Là ne s’arrête pas leur haine : leur zindîq-phobie [2] est tout aussi manifeste, à quoi il faut ajouter les attaques meurtrières quotidienne contre les croyants d’autres religions (coptes, zoroastrien, chrétiens, juifs…) dont le seul tort est de vivre au milieu de la fameuse « communauté des croyants ».

Cette haine n’est nullement propre à l’islam. Les chrétiens ont démontré dans l’histoire (et démontrent toujours, dès que l’occasion se présente [3]) un mépris tout aussi violent entre eux et envers les autres. En témoignent par exemple les interminables guerres de religion, entre catholiques et protestants, qui ont ensanglanté l’Europe à partir du premier quart des années 1500, lesquelles sont montées en puissance jusqu’au XVII-XVIIIe siècle (avec une liste interminable de victimes assassinées, violées, exterminées dans les galères royales…) et dont on peut trouver des prolongements jusqu’à nos jours (Irlande). En témoigne tout autant l’invention par nos pieux chrétiens, dès 1231, d’une organisation au sadisme monstrueux, l’Inquisition, qui pour l’amour de dieu, tortura, dépeça, brûla pendant plus de 600 ans [4] à tour de bras celles et ceux qui ne « respectaient » pas la religion catholique comme il se doit (cathares, marranes…).

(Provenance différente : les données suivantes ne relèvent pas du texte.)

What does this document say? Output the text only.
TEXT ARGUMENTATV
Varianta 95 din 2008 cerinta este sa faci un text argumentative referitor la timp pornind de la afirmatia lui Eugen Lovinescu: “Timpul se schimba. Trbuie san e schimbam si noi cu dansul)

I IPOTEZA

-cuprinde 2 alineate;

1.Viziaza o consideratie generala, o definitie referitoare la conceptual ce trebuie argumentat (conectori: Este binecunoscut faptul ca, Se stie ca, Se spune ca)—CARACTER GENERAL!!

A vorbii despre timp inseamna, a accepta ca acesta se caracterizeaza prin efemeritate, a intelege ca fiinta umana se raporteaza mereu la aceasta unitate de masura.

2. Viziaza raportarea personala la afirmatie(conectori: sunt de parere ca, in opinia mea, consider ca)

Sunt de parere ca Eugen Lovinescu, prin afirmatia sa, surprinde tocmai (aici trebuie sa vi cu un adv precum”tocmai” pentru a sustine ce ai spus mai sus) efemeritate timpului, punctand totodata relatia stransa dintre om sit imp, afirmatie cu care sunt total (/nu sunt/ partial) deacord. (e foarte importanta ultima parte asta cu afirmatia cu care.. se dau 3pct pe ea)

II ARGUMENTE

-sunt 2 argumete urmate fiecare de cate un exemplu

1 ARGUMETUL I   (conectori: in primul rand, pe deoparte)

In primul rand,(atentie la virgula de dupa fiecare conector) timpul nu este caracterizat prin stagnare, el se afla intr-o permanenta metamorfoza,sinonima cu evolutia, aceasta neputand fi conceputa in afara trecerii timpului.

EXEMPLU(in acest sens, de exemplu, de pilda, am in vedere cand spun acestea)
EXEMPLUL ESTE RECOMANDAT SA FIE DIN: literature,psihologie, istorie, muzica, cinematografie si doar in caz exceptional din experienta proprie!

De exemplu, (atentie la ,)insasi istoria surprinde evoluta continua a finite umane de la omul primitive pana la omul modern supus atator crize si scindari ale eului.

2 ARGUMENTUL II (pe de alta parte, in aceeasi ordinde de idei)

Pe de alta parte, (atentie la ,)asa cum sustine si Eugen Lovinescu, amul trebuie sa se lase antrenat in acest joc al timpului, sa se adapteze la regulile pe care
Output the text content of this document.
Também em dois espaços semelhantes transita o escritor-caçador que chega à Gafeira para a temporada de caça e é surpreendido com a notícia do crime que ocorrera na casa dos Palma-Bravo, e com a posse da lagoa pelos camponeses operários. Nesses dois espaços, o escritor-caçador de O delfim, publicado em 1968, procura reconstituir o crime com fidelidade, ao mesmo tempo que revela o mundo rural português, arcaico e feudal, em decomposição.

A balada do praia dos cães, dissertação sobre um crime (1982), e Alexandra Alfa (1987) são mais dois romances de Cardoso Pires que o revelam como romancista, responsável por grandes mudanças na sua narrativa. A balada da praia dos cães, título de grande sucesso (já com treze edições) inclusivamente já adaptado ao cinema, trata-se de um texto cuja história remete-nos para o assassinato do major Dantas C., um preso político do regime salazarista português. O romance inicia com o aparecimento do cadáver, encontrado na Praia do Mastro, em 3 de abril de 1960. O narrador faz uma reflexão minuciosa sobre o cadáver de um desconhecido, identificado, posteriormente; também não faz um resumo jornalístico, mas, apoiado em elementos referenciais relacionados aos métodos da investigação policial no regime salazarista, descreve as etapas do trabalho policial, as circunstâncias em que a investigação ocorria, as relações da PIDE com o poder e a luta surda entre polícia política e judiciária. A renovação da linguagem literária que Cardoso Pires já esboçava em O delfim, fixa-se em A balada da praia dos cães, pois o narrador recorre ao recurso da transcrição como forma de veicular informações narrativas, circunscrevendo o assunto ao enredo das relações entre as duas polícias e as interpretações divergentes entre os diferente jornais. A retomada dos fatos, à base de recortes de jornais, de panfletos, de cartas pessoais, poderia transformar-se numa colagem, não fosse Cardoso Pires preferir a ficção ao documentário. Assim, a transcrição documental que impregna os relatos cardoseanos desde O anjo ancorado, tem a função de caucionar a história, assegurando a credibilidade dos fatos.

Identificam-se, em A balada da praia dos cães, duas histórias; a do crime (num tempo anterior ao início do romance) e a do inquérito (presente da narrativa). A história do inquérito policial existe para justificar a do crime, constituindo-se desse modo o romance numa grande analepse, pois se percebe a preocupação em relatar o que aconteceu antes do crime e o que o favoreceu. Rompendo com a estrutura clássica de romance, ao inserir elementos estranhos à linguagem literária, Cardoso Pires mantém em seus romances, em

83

Loin d’être par le « respect », c’est grâce à la libre critique, à l’ironie mordante, à la gouaille, à la contradiction virulente, portées, souvent au péril de leur vie, par de multiples individus, qu’il a été possible de mettre fin à de telles horreurs. Sachons nous en souvenir.

Pour en revenir au titre de cet article, rappelons une anecdote. Au XIXe siècle, un libelliste (pas vraiment libertaire…) avait écrit, à propos de l’abolition de la peine de mort, ces mots malicieux « Si l’on veut abolir la peine de mort, que messieurs les assassins commencent ! ». Reprenons cette boutade à notre compte : « S’ils veulent du respect envers leurs différentes religions, que messieurs les religieux commencent ! ». Dans l’attente, continuons la critique.

++++

LA CROISADE DES ENFANTS

En 1212, exaltés par les croisades prêchées précédemment (par le pape Urbain II puis par « Saint » Bernard), des milliers d’enfants catholiques se jetèrent sur les routes pour aller attaquer les musulmans en « Terre sainte ». Beaucoup moururent sur le trajet, des milliers d’autres furent vendus comme esclaves au musulman d’Égypte par des armateurs marseillais [5]. Aucun n’arriva sur place. Mais leur croyance était tellement forte, leur mysticisme était si grand, que ces gamins de 8, 10 ou 12 ans ne doutaient pas qu’ils allaient « délivrer le tombeau du Christ ».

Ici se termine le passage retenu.